- A soldado Gisele Alves Santana foi encontrada morta em 18 de fevereiro, em seu apartamento no Brás, região central de São Paulo.
- O marido dela, o tenente-coronel Geraldo Leite Rosa Neto, tornou‑se réu por feminicídio e fraude processual, e está preso no Presídio Militar Romão Gomes.
- Colegas e familiares a descrevem como fofa, alegre, dedicada e com muitos planos para o futuro, além de ser mãe de uma filha de 7 anos.
- Investigações apontam mudança de comportamento perto do marido e um controle coercitivo sobre a vida pessoal e profissional de Gisele, incluindo regras de aparência, vestimenta e uso de redes sociais.

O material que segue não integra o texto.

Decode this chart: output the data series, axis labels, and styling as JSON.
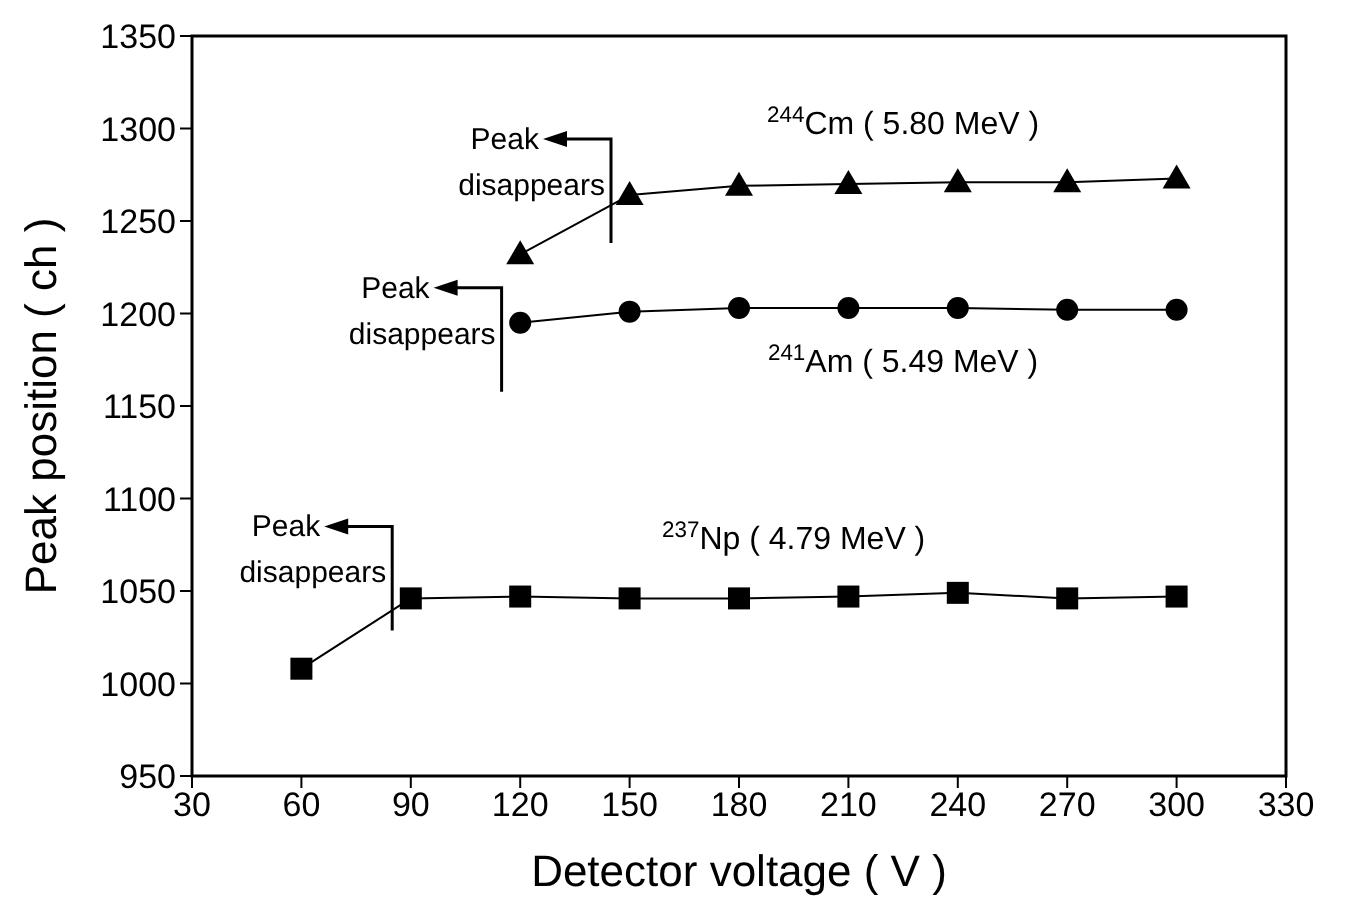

- A defesa em nota pública questiona competências judiciais na prisão e ressalta que a intimidade e a honra da vítima devem ser preservadas, enquanto a apuração segue para elucidar os fatos.
Gisele Alves Santana, soldado da polícia militar, foi encontrada morta em 18 de fevereiro no apartamento em que morava, no Brás, região central de São Paulo. A investigação aponta início de apuração sobre as circunstâncias do falecimento e possíveis responsabilidades do marido, um tenente-coronel da corporação.
Colegas destacam que Gisele era reconhecida pela alegria, empatia e profissionalismo. Amigas da equipe afirmaram que ela mantinha uma rotina saudável, com planos de futuro, estudo e atuação recente no TJSP.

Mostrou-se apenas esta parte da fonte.